The planing stop holders

The quest for a neat and tidy shop… who am I kidding? The quest for controlled chaos, I should say – in the shop involves figuring out how to store different tools. My two planing stops needs to be easy to grab and to put away. I am plan(n)ing to hang them on the wall.

The Veritas planing stops has proven their value in the shop so far. Easy to slap in place when some flailing of the plane is due. But when they are not needed, they need to be removed from the bench. Essential tools goes on the wall, less frequent used tools in less and less easily accessible places. As I am writing this, my shop is a state of semi-controlled chaos of the “I put everything on top so I know where it is” kind. But as I continue building shop infrastructure, things start to find their home. Little by little, order emerges from chaos and the shop entropy dwindles.

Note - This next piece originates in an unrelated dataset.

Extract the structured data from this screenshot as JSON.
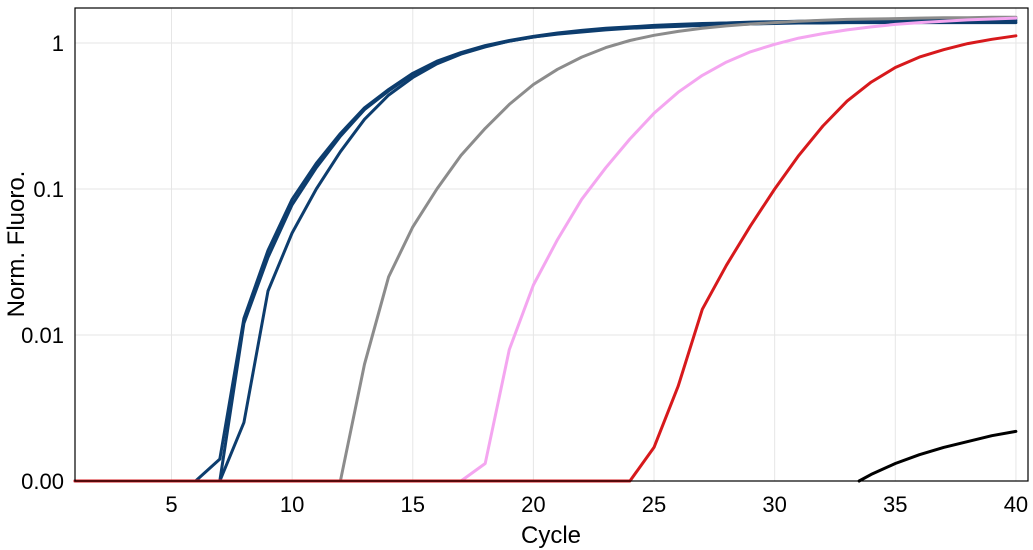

I bought a planing stop, and shortly after I ordered another one to use perpendicular to the first. By placing it directly in front of the vise, I can use the dog in the vise and clamp against the planing stop

I rummaged through the pile of offcuts and grabbed a piece of pine. I then took a piece of oak strip which I though would look nice. The wall is painted white, and the pine is rather light in color. Some contrast would look nice, I thought. And who doesn’t like oak?

I planed the pine pieces 4S and shot the ends square. I then ripped the oak strip and cut the pieces to length before planing the cuts and shooting the ends square as well. I then glued the oak strip with a 5mm overhang on both sides, 2mm overhang at the bottom and about 6 mm overhang on the overside. This was by happy accident, as I did not plan for any specific measurements. After all, they are just for holding the planing stop. No need to get overly fancy.

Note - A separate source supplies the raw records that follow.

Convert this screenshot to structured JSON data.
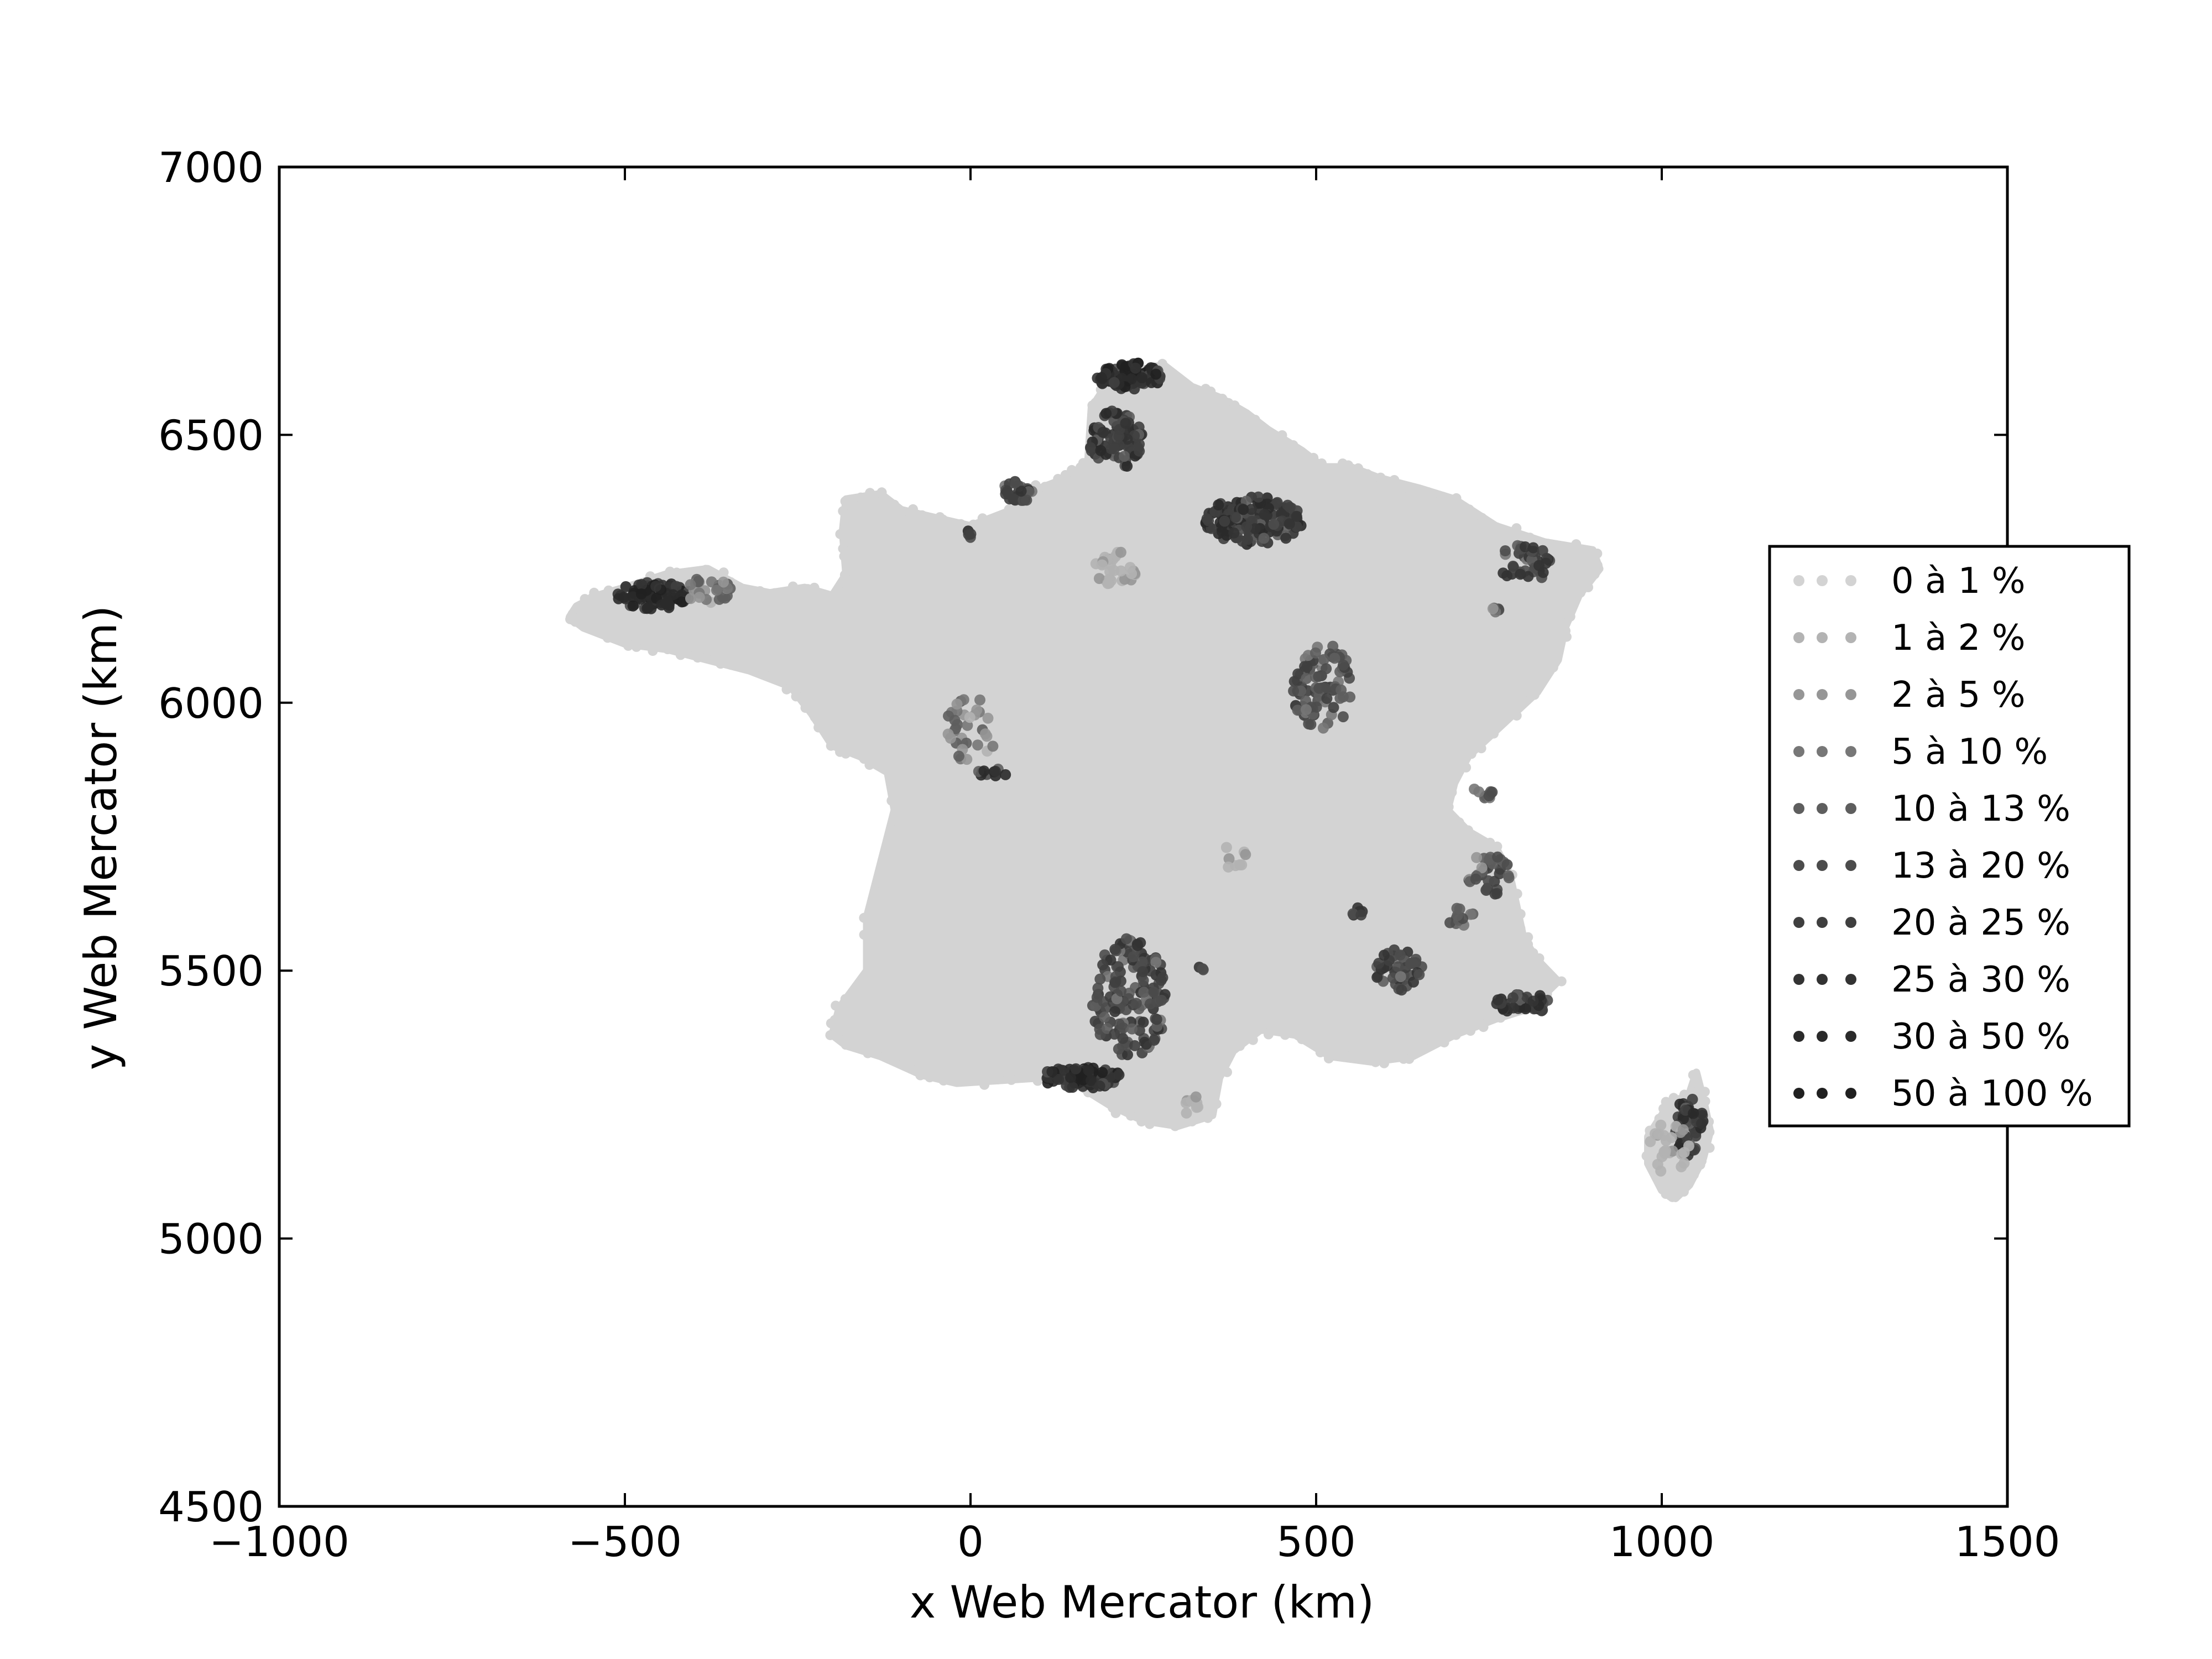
{
  "chart_data": {
    "type": "scatter",
    "title": "",
    "xlabel": "x Web Mercator (km)",
    "ylabel": "y Web Mercator (km)",
    "xlim": [
      -1000,
      1500
    ],
    "ylim": [
      4500,
      7000
    ],
    "xticks": [
      -1000,
      -500,
      0,
      500,
      1000,
      1500
    ],
    "yticks": [
      4500,
      5000,
      5500,
      6000,
      6500,
      7000
    ],
    "grid": false,
    "legend_position": "right",
    "categories": [
      "0 à 1 %",
      "1 à 2 %",
      "2 à 5 %",
      "5 à 10 %",
      "10 à 13 %",
      "13 à 20 %",
      "20 à 25 %",
      "25 à 30 %",
      "30 à 50 %",
      "50 à 100 %"
    ],
    "category_colors": [
      "#d3d3d3",
      "#b3b3b3",
      "#969696",
      "#777777",
      "#5e5e5e",
      "#4c4c4c",
      "#3f3f3f",
      "#333333",
      "#2a2a2a",
      "#202020"
    ],
    "france_outline": [
      [
        -570,
        6180
      ],
      [
        -540,
        6200
      ],
      [
        -500,
        6215
      ],
      [
        -440,
        6240
      ],
      [
        -380,
        6250
      ],
      [
        -330,
        6215
      ],
      [
        -290,
        6205
      ],
      [
        -240,
        6215
      ],
      [
        -200,
        6200
      ],
      [
        -180,
        6240
      ],
      [
        -185,
        6320
      ],
      [
        -180,
        6380
      ],
      [
        -130,
        6390
      ],
      [
        -100,
        6360
      ],
      [
        -50,
        6345
      ],
      [
        0,
        6330
      ],
      [
        60,
        6360
      ],
      [
        100,
        6400
      ],
      [
        140,
        6420
      ],
      [
        170,
        6450
      ],
      [
        175,
        6550
      ],
      [
        200,
        6600
      ],
      [
        240,
        6620
      ],
      [
        280,
        6630
      ],
      [
        320,
        6590
      ],
      [
        360,
        6570
      ],
      [
        400,
        6540
      ],
      [
        430,
        6510
      ],
      [
        480,
        6470
      ],
      [
        510,
        6440
      ],
      [
        550,
        6440
      ],
      [
        590,
        6420
      ],
      [
        650,
        6400
      ],
      [
        700,
        6380
      ],
      [
        760,
        6330
      ],
      [
        830,
        6300
      ],
      [
        900,
        6285
      ],
      [
        910,
        6250
      ],
      [
        880,
        6200
      ],
      [
        860,
        6140
      ],
      [
        850,
        6080
      ],
      [
        820,
        6020
      ],
      [
        770,
        5960
      ],
      [
        720,
        5900
      ],
      [
        700,
        5850
      ],
      [
        690,
        5800
      ],
      [
        720,
        5760
      ],
      [
        760,
        5730
      ],
      [
        780,
        5680
      ],
      [
        790,
        5620
      ],
      [
        800,
        5560
      ],
      [
        820,
        5520
      ],
      [
        850,
        5480
      ],
      [
        810,
        5430
      ],
      [
        760,
        5410
      ],
      [
        700,
        5380
      ],
      [
        640,
        5340
      ],
      [
        580,
        5330
      ],
      [
        520,
        5340
      ],
      [
        470,
        5380
      ],
      [
        420,
        5390
      ],
      [
        380,
        5350
      ],
      [
        360,
        5300
      ],
      [
        350,
        5230
      ],
      [
        300,
        5210
      ],
      [
        250,
        5220
      ],
      [
        200,
        5250
      ],
      [
        150,
        5290
      ],
      [
        100,
        5300
      ],
      [
        40,
        5295
      ],
      [
        -20,
        5290
      ],
      [
        -70,
        5305
      ],
      [
        -130,
        5340
      ],
      [
        -180,
        5360
      ],
      [
        -200,
        5380
      ],
      [
        -190,
        5430
      ],
      [
        -150,
        5500
      ],
      [
        -150,
        5600
      ],
      [
        -130,
        5700
      ],
      [
        -110,
        5800
      ],
      [
        -120,
        5870
      ],
      [
        -160,
        5900
      ],
      [
        -200,
        5920
      ],
      [
        -230,
        5980
      ],
      [
        -260,
        6030
      ],
      [
        -320,
        6060
      ],
      [
        -380,
        6080
      ],
      [
        -440,
        6100
      ],
      [
        -500,
        6110
      ],
      [
        -560,
        6140
      ],
      [
        -580,
        6160
      ]
    ],
    "corsica_outline": [
      [
        1010,
        5250
      ],
      [
        1040,
        5270
      ],
      [
        1050,
        5310
      ],
      [
        1060,
        5260
      ],
      [
        1070,
        5200
      ],
      [
        1060,
        5150
      ],
      [
        1040,
        5100
      ],
      [
        1020,
        5075
      ],
      [
        1000,
        5090
      ],
      [
        980,
        5140
      ],
      [
        980,
        5190
      ],
      [
        1000,
        5230
      ]
    ],
    "clusters": [
      {
        "x": 230,
        "y": 6610,
        "rx": 50,
        "ry": 25,
        "level": 9,
        "count": 90
      },
      {
        "x": 210,
        "y": 6490,
        "rx": 40,
        "ry": 55,
        "level": 8,
        "count": 90
      },
      {
        "x": 70,
        "y": 6395,
        "rx": 25,
        "ry": 20,
        "level": 7,
        "count": 35
      },
      {
        "x": 0,
        "y": 6315,
        "rx": 5,
        "ry": 8,
        "level": 8,
        "count": 4
      },
      {
        "x": -460,
        "y": 6200,
        "rx": 55,
        "ry": 25,
        "level": 9,
        "count": 90
      },
      {
        "x": -380,
        "y": 6210,
        "rx": 35,
        "ry": 25,
        "level": 4,
        "count": 30
      },
      {
        "x": 410,
        "y": 6340,
        "rx": 70,
        "ry": 45,
        "level": 8,
        "count": 140
      },
      {
        "x": 210,
        "y": 6250,
        "rx": 30,
        "ry": 35,
        "level": 2,
        "count": 30
      },
      {
        "x": 510,
        "y": 6030,
        "rx": 45,
        "ry": 80,
        "level": 6,
        "count": 90
      },
      {
        "x": 800,
        "y": 6260,
        "rx": 40,
        "ry": 35,
        "level": 7,
        "count": 40
      },
      {
        "x": 760,
        "y": 6170,
        "rx": 10,
        "ry": 10,
        "level": 5,
        "count": 6
      },
      {
        "x": 0,
        "y": 5950,
        "rx": 40,
        "ry": 60,
        "level": 4,
        "count": 35
      },
      {
        "x": 30,
        "y": 5870,
        "rx": 25,
        "ry": 8,
        "level": 8,
        "count": 10
      },
      {
        "x": 230,
        "y": 5450,
        "rx": 55,
        "ry": 110,
        "level": 7,
        "count": 150
      },
      {
        "x": 160,
        "y": 5300,
        "rx": 60,
        "ry": 20,
        "level": 9,
        "count": 90
      },
      {
        "x": 620,
        "y": 5500,
        "rx": 35,
        "ry": 40,
        "level": 7,
        "count": 45
      },
      {
        "x": 560,
        "y": 5610,
        "rx": 10,
        "ry": 8,
        "level": 8,
        "count": 6
      },
      {
        "x": 800,
        "y": 5440,
        "rx": 40,
        "ry": 20,
        "level": 8,
        "count": 45
      },
      {
        "x": 750,
        "y": 5680,
        "rx": 30,
        "ry": 40,
        "level": 6,
        "count": 35
      },
      {
        "x": 740,
        "y": 5830,
        "rx": 15,
        "ry": 15,
        "level": 5,
        "count": 10
      },
      {
        "x": 710,
        "y": 5600,
        "rx": 20,
        "ry": 20,
        "level": 6,
        "count": 12
      },
      {
        "x": 1040,
        "y": 5210,
        "rx": 20,
        "ry": 60,
        "level": 8,
        "count": 50
      },
      {
        "x": 1010,
        "y": 5170,
        "rx": 30,
        "ry": 50,
        "level": 2,
        "count": 25
      },
      {
        "x": 380,
        "y": 5720,
        "rx": 20,
        "ry": 30,
        "level": 2,
        "count": 8
      },
      {
        "x": 330,
        "y": 5500,
        "rx": 8,
        "ry": 8,
        "level": 7,
        "count": 3
      },
      {
        "x": 320,
        "y": 5250,
        "rx": 15,
        "ry": 20,
        "level": 2,
        "count": 10
      }
    ]
  }
}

The cam clamps are good tools, but I found that the clamping force on a few of them makes the pieces move a bit. I guess I have to bite the bullet and get some better clamps, or maybe make my own cam clamps.

After the glue grabbed, I did not have any problems.

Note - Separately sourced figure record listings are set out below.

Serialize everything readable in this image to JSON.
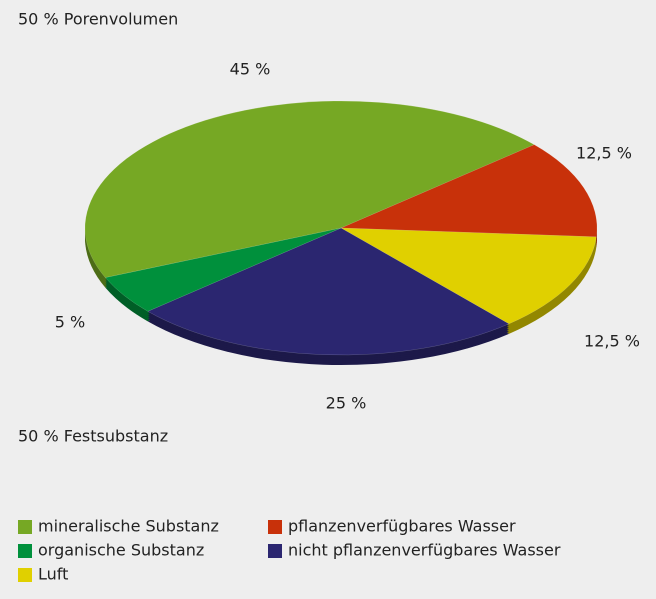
{
  "chart_data": {
    "type": "pie",
    "categories": [
      "mineralische Substanz",
      "pflanzenverfügbares Wasser",
      "Luft",
      "nicht pflanzenverfügbares Wasser",
      "organische Substanz"
    ],
    "values": [
      45,
      12.5,
      12.5,
      25,
      5
    ],
    "value_labels": [
      "45 %",
      "12,5 %",
      "12,5 %",
      "25 %",
      "5 %"
    ],
    "colors": [
      "#76a824",
      "#c8310a",
      "#e0d000",
      "#2b2670",
      "#00903c"
    ],
    "annotations": [
      "50 % Porenvolumen",
      "50 % Festsubstanz"
    ]
  }
}
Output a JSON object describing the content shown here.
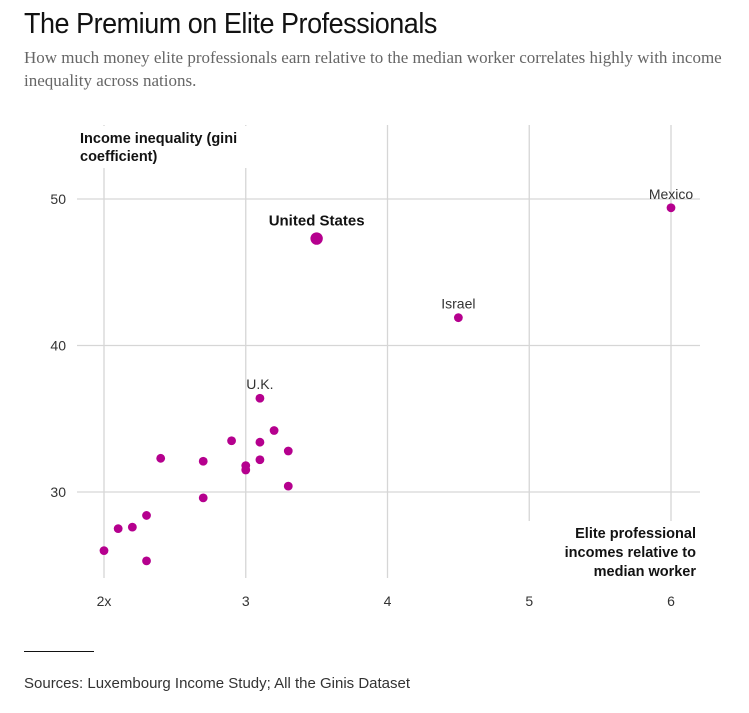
{
  "header": {
    "title": "The Premium on Elite Professionals",
    "subtitle": "How much money elite professionals earn relative to the median worker correlates highly with income inequality across nations."
  },
  "footer": {
    "source": "Sources: Luxembourg Income Study; All the Ginis Dataset"
  },
  "colors": {
    "dot": "#b5008e",
    "grid": "#d6d6d6",
    "text": "#121212"
  },
  "chart_data": {
    "type": "scatter",
    "title": "The Premium on Elite Professionals",
    "xlabel": "Elite professional incomes relative to median worker",
    "xlabel_lines": [
      "Elite professional",
      "incomes relative to",
      "median worker"
    ],
    "ylabel": "Income inequality (gini coefficient)",
    "ylabel_lines": [
      "Income inequality (gini",
      "coefficient)"
    ],
    "xlim": [
      1.8,
      6.2
    ],
    "ylim": [
      23.5,
      52.5
    ],
    "x_ticks": [
      {
        "value": 2,
        "label": "2x"
      },
      {
        "value": 3,
        "label": "3"
      },
      {
        "value": 4,
        "label": "4"
      },
      {
        "value": 5,
        "label": "5"
      },
      {
        "value": 6,
        "label": "6"
      }
    ],
    "y_ticks": [
      {
        "value": 30,
        "label": "30"
      },
      {
        "value": 40,
        "label": "40"
      },
      {
        "value": 50,
        "label": "50"
      }
    ],
    "grid": true,
    "points": [
      {
        "x": 3.5,
        "y": 47.3,
        "label": "United States",
        "highlight": true
      },
      {
        "x": 6.0,
        "y": 49.4,
        "label": "Mexico"
      },
      {
        "x": 4.5,
        "y": 41.9,
        "label": "Israel"
      },
      {
        "x": 3.1,
        "y": 36.4,
        "label": "U.K."
      },
      {
        "x": 3.2,
        "y": 34.2
      },
      {
        "x": 2.9,
        "y": 33.5
      },
      {
        "x": 3.1,
        "y": 33.4
      },
      {
        "x": 3.3,
        "y": 32.8
      },
      {
        "x": 2.4,
        "y": 32.3
      },
      {
        "x": 3.1,
        "y": 32.2
      },
      {
        "x": 2.7,
        "y": 32.1
      },
      {
        "x": 3.0,
        "y": 31.8
      },
      {
        "x": 3.0,
        "y": 31.5
      },
      {
        "x": 3.3,
        "y": 30.4
      },
      {
        "x": 2.7,
        "y": 29.6
      },
      {
        "x": 2.3,
        "y": 28.4
      },
      {
        "x": 2.2,
        "y": 27.6
      },
      {
        "x": 2.1,
        "y": 27.5
      },
      {
        "x": 2.0,
        "y": 26.0
      },
      {
        "x": 2.3,
        "y": 25.3
      }
    ]
  }
}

The test after the glue dried proved the design. I applied some walnut oil to pop the grain on the oak a bit. The next day I buffed the surface with a cloth, which gave a nice semi gloss shine to the surface. Some nice ray flecking is visible on the top of one of them.

Which is the longest? Which is the biggest? What is still true?

A couple of countersunk screws, and the planing stops are easily accessible on the wall when I need them. They are mounted so that the lower one can be lifted out without disturbing the top one. Why I would do that, on the other hand, is another question. Sometimes I overthink stuff, but the planing stops are now on the wall next to the bench.